- The Washington Times - Tuesday, September 19, 2006

NEW YORK — In his final address to an opening session of the U.N. General Assembly as secretary-general, Kofi Annan yesterday warned that the Israeli-Arab conflict has so inflamed tensions that it is constantly refueling “a climate of fear and suspicion” around the world.

Speaking with unusual candor, Mr. Annan also used his last appearance before the high-powered audience to demand economic opportunities for Africa, peace for the Middle East, and human rights for all.

“The events of the last 10 years have not resolved, but sharpened, the three great challenges … an unjust world economy, world disorder and widespread contempt for human rights and the rule of law,” he told the assembled world leaders, ministers and diplomats attending this year’s general debate, including President Bush.

“As a result, we face a world whose divisions threaten the very notion of an international community, upon which this institution stands.”

Mr. Annan will leave the United Nations in December after a decade of global and sometimes personal turbulence.

World leaders paid tribute to the outgoing secretary-general, and congratulations poured in during the annual luncheon.

President Bush praised his compassion, desire for peace and work ethic.

“We need to toast the fact that he is a decent, honorable man,” Mr. Bush said during the luncheon. “We need to raise our glasses to 10 years of extraordinary service and be thankful that a man such as Kofi Annan was willing to stand up and serve the cause of justice and peace.”

Mr. Annan, who last month visited 11 countries in two weeks to try to quell the Israeli-Hezbollah conflict in Lebanon, spoke passionately about the region.

“We might like to think of the Arab-Israeli conflict as just one regional conflict among many,” Mr. Annan said. “But it is not. No other conflict carries such a powerful symbolic and emotional charge among people far removed from the battlefield.”

“As long as the Security Council is unable to end this conflict, and the now nearly 40-year-old occupation, by bringing both sides to accept and implement its resolutions, so long will respect for the United Nations continue to decline,” he warned.

The organization’s impartiality will be questioned, and people will resist the U.N. efforts to resolve other conflicts, he said, citing Iraq and Afghanistan in particular.

The 61st session of the General Assembly opened amid acute security precautions. Throughout Midtown Manhattan, traffic was halted for passing motorcades, and streets surrounding luxury hotels are being barricaded through the weekend.

Mr. Annan offered a bittersweet assessment of his own tenure.

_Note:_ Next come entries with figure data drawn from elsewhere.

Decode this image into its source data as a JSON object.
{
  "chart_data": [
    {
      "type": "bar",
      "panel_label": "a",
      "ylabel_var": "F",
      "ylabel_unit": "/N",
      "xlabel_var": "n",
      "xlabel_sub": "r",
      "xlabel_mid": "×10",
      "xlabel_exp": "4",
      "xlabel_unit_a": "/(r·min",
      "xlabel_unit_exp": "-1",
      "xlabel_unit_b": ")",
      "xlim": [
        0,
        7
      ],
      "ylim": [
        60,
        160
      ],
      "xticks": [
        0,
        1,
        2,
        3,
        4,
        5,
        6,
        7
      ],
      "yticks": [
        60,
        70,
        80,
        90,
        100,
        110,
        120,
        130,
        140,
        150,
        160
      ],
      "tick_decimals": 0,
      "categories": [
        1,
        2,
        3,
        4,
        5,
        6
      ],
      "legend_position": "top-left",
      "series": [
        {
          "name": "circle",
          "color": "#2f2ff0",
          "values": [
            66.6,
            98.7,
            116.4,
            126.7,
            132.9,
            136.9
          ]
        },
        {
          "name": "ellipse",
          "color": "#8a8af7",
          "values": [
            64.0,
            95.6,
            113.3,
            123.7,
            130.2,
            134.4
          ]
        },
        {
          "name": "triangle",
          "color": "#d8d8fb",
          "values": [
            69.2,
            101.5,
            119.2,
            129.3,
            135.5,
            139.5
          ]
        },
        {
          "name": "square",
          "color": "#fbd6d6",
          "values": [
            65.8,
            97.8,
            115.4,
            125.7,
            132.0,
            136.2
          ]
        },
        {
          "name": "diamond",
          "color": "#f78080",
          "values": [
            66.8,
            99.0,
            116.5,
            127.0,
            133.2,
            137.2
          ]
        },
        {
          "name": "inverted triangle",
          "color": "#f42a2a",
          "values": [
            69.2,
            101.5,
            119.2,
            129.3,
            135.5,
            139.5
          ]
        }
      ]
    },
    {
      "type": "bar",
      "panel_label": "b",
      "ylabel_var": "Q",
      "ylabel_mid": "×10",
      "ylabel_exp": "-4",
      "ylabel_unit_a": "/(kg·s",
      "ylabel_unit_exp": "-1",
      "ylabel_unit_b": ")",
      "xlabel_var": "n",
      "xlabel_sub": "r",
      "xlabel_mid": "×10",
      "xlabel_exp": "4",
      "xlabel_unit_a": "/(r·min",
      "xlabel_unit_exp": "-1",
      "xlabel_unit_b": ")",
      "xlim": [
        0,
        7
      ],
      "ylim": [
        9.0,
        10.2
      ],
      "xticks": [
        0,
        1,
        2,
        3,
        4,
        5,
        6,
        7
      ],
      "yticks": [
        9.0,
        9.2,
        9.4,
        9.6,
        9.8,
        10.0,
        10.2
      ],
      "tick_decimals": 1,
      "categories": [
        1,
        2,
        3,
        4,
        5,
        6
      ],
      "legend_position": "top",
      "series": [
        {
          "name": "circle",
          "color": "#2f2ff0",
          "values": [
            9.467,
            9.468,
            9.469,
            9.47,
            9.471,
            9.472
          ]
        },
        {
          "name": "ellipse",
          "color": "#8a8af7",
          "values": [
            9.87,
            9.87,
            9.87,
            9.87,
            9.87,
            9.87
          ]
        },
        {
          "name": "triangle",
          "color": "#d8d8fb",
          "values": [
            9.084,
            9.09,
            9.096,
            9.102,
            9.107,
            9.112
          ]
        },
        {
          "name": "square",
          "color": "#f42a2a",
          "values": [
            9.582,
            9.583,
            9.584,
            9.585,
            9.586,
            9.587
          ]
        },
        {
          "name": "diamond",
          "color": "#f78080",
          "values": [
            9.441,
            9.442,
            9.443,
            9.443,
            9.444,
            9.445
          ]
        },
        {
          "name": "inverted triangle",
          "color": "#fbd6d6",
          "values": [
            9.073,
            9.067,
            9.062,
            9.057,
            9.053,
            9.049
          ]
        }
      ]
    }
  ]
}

“This is the last time I shall have the honor of presenting my annual report to this assembly. Let me conclude by thanking you all for allowing me to serve as secretary-general during this remarkable decade,” Mr. Annan said yesterday.

“Together, we have pushed some big rocks to the top of the mountain, even if others have slipped from our grasp and rolled back. But this mountain with its bracing winds and global views is the best place on earth to be.”